Eyeing the pot of gold at the end of the spectrum rainbow is an all-too-eager-to-spread-the-wealth Congress. Rep. Markey’s Digital Dividends Trust Fund would use a significant chunk of the auction proceeds to spread the pork around in assorted ways that mirror the DO IT proposal: teacher and librarian training; R & D programs for “sophisticated content-related educational software and programming designed to enhance learning” in schools and libraries; technology projects undertaken by AmeriCorps and the Corporation for National Service; worker retraining programs; after-school programs and computer literacy initiatives; subsidies to public broadcasters to help them convert their stations to digital TV; rural broadband subsidies; and the list goes on.

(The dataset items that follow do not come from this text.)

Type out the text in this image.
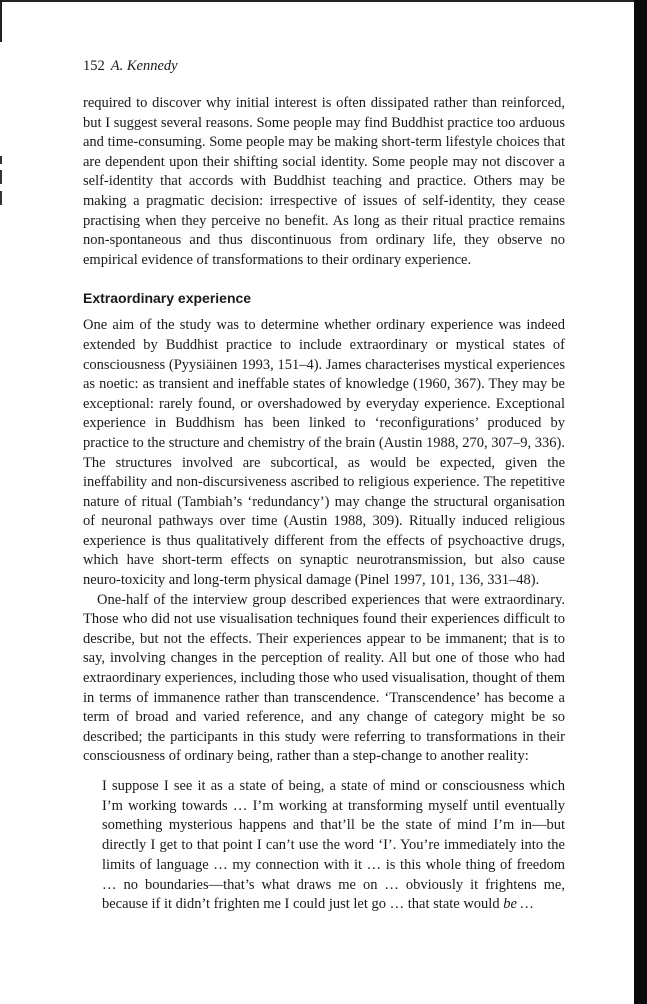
152 A. Kennedy

required to discover why initial interest is often dissipated rather than reinforced, but I suggest several reasons. Some people may find Buddhist practice too arduous and time-consuming. Some people may be making short-term lifestyle choices that are dependent upon their shifting social identity. Some people may not discover a self-identity that accords with Buddhist teaching and practice. Others may be making a pragmatic decision: irrespective of issues of self-identity, they cease practising when they perceive no benefit. As long as their ritual practice remains non-spontaneous and thus discontinuous from ordinary life, they observe no empirical evidence of transformations to their ordinary experience.

Extraordinary experience

One aim of the study was to determine whether ordinary experience was indeed extended by Buddhist practice to include extraordinary or mystical states of consciousness (Pyysiäinen 1993, 151–4). James characterises mystical experiences as noetic: as transient and ineffable states of knowledge (1960, 367). They may be exceptional: rarely found, or overshadowed by everyday experience. Exceptional experience in Buddhism has been linked to ‘reconfigurations’ produced by practice to the structure and chemistry of the brain (Austin 1988, 270, 307–9, 336). The structures involved are subcortical, as would be expected, given the ineffability and non-discursiveness ascribed to religious experience. The repetitive nature of ritual (Tambiah’s ‘redundancy’) may change the structural organisation of neuronal pathways over time (Austin 1988, 309). Ritually induced religious experience is thus qualitatively different from the effects of psychoactive drugs, which have short-term effects on synaptic neurotransmission, but also cause neuro-toxicity and long-term physical damage (Pinel 1997, 101, 136, 331–48).

One-half of the interview group described experiences that were extraordinary. Those who did not use visualisation techniques found their experiences difficult to describe, but not the effects. Their experiences appear to be immanent; that is to say, involving changes in the perception of reality. All but one of those who had extraordinary experiences, including those who used visualisation, thought of them in terms of immanence rather than transcendence. ‘Transcendence’ has become a term of broad and varied reference, and any change of category might be so described; the participants in this study were referring to transformations in their consciousness of ordinary being, rather than a step-change to another reality:

I suppose I see it as a state of being, a state of mind or consciousness which I’m working towards … I’m working at transforming myself until eventually something mysterious happens and that’ll be the state of mind I’m in—but directly I get to that point I can’t use the word ‘I’. You’re immediately into the limits of language … my connection with it … is this whole thing of freedom … no boundaries—that’s what draws me on … obviously it frightens me, because if it didn’t frighten me I could just let go … that state would be …
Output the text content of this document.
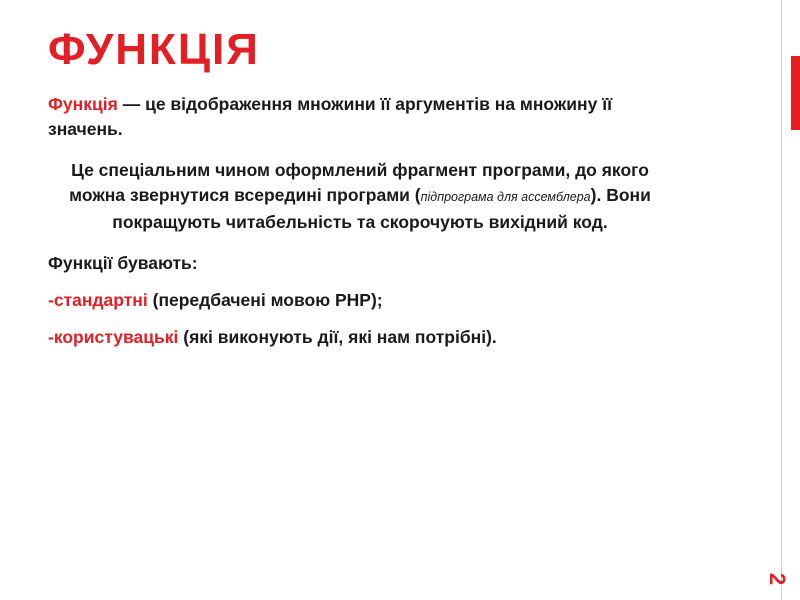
ФУНКЦІЯ
2

Функція — це відображення множини її аргументів на множину її значень.

Це спеціальним чином оформлений фрагмент програми, до якого можна звернутися всередині програми (підпрограма для ассемблера). Вони покращують читабельність та скорочують вихідний код.

Функції бувають:

-стандартні (передбачені мовою PHP);

-користувацькі (які виконують дії, які нам потрібні).
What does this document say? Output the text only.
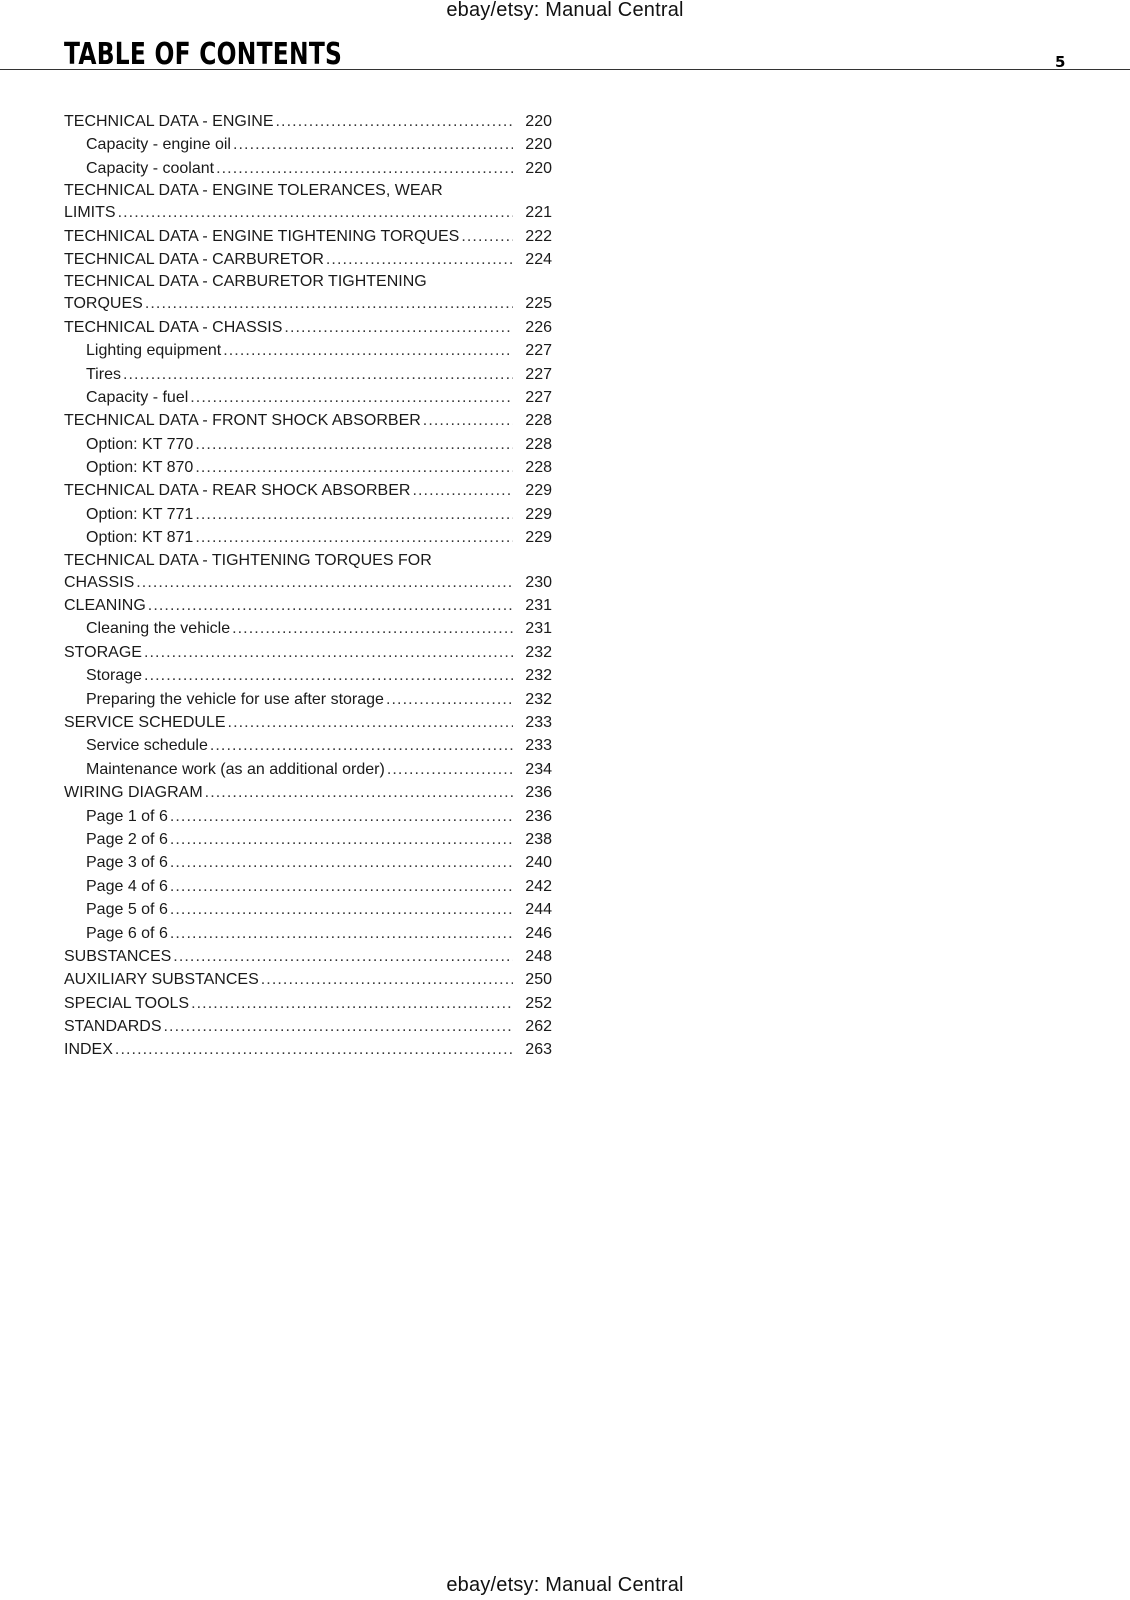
ebay/etsy: Manual Central
TABLE OF CONTENTS	5
TECHNICAL DATA - ENGINE .....	220
Capacity - engine oil .....	220
Capacity - coolant .....	220
TECHNICAL DATA - ENGINE TOLERANCES, WEAR
LIMITS .....	221
TECHNICAL DATA - ENGINE TIGHTENING TORQUES .....	222
TECHNICAL DATA - CARBURETOR .....	224
TECHNICAL DATA - CARBURETOR TIGHTENING
TORQUES .....	225
TECHNICAL DATA - CHASSIS .....	226
Lighting equipment .....	227
Tires .....	227
Capacity - fuel .....	227
TECHNICAL DATA - FRONT SHOCK ABSORBER .....	228
Option: KT 770 .....	228
Option: KT 870 .....	228
TECHNICAL DATA - REAR SHOCK ABSORBER .....	229
Option: KT 771 .....	229
Option: KT 871 .....	229
TECHNICAL DATA - TIGHTENING TORQUES FOR
CHASSIS .....	230
CLEANING .....	231
Cleaning the vehicle .....	231
STORAGE .....	232
Storage .....	232
Preparing the vehicle for use after storage .....	232
SERVICE SCHEDULE .....	233
Service schedule .....	233
Maintenance work (as an additional order) .....	234
WIRING DIAGRAM .....	236
Page 1 of 6 .....	236
Page 2 of 6 .....	238
Page 3 of 6 .....	240
Page 4 of 6 .....	242
Page 5 of 6 .....	244
Page 6 of 6 .....	246
SUBSTANCES .....	248
AUXILIARY SUBSTANCES .....	250
SPECIAL TOOLS .....	252
STANDARDS .....	262
INDEX .....	263
ebay/etsy: Manual Central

The private sector is already busy providing such offerings, from rapidly updated and competitive educational software offerings to web-based libraries to broadband rollout. Americans can avail themselves of such materials and services all the better if Congress returns the proceeds of spectrum auctions to taxpayers and lets families “DO IT” themselves. While the release of the Markey bill and the Digital Promise initiative garner today’s attention, this effort is part of a much larger agenda shared by a variety of groups and individuals who are seeking to advance an overtly collectivist agenda for cyberspace and the electromagnetic spectrum. Their lingo consists of catchy phrases like “public spaces on the Net,” a “spectrum commons,” and “shared public assets,” but in the end, it’s just more socialist snake oil that rejects free markets and consumer choice.

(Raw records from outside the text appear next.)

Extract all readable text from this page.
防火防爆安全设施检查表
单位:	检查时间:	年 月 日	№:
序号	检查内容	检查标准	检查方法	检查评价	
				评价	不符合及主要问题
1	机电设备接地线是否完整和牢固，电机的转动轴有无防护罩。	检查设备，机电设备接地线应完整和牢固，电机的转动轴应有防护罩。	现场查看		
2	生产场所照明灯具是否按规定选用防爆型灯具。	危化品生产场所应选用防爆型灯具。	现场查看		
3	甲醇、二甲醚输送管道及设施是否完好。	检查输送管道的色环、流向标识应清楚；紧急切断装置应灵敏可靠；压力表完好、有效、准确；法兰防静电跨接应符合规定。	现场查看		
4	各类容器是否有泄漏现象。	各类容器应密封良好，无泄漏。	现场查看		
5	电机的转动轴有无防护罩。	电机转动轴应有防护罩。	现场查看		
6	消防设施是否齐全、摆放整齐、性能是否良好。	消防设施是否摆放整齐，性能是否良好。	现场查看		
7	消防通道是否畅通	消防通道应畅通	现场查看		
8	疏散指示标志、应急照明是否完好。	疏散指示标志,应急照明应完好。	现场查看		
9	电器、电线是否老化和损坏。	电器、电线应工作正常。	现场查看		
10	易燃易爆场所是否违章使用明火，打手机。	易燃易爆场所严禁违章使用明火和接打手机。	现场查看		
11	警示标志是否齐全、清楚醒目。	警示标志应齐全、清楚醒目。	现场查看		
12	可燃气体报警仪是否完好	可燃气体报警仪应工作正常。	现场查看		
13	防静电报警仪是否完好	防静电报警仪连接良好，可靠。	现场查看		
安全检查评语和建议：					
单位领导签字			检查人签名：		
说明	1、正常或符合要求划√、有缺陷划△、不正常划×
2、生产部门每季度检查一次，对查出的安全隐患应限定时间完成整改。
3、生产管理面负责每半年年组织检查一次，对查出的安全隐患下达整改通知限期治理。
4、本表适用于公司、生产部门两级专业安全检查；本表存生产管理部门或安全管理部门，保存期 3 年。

Recent conferences at the New America Foundation featured a host of panelists articulating even more ideas on establishing an “information commons,” as if such a thing is automatically or inherently superior to an information marketplace, consisting of the proprietary information sources that already exist. The public spaces or information commons movement draws energy from the flawed premise that capitalism and freedom are inimical to civil society and the diffusion of ideas, and that something else-something governmental-is required if we’re all to be enlightened (somewhat left-leaning?) citizens. Yet a marketplace is a prerequisite for freedom and tolerance in ideas, not something that must be countered by a new PBS for the Net. America established a First Amendment precisely because governments can threaten these values. Markets, not auction revenues funneled to pet political projects, will be the source of tomorrow’s significant and useful “public” information. The “public spaces” movement’s enshrinement of a political rather than civil view of the foundation of a genuine “information commons” is misguided.
In the end, the Digital Promise DO IT proposal will simply deteriorate into regulatory transfers and the funding of “approved” information or information nobody wants. (If people want it, government need not fund it through coercion). Our heritage of freedom of speech has given us “public spaces”-movies, bookstores, websites, archives, civic programming-not just worthy of the name, but that people want to pay for. We don’t need a Ministry of Cyber Culture to decide these things for us.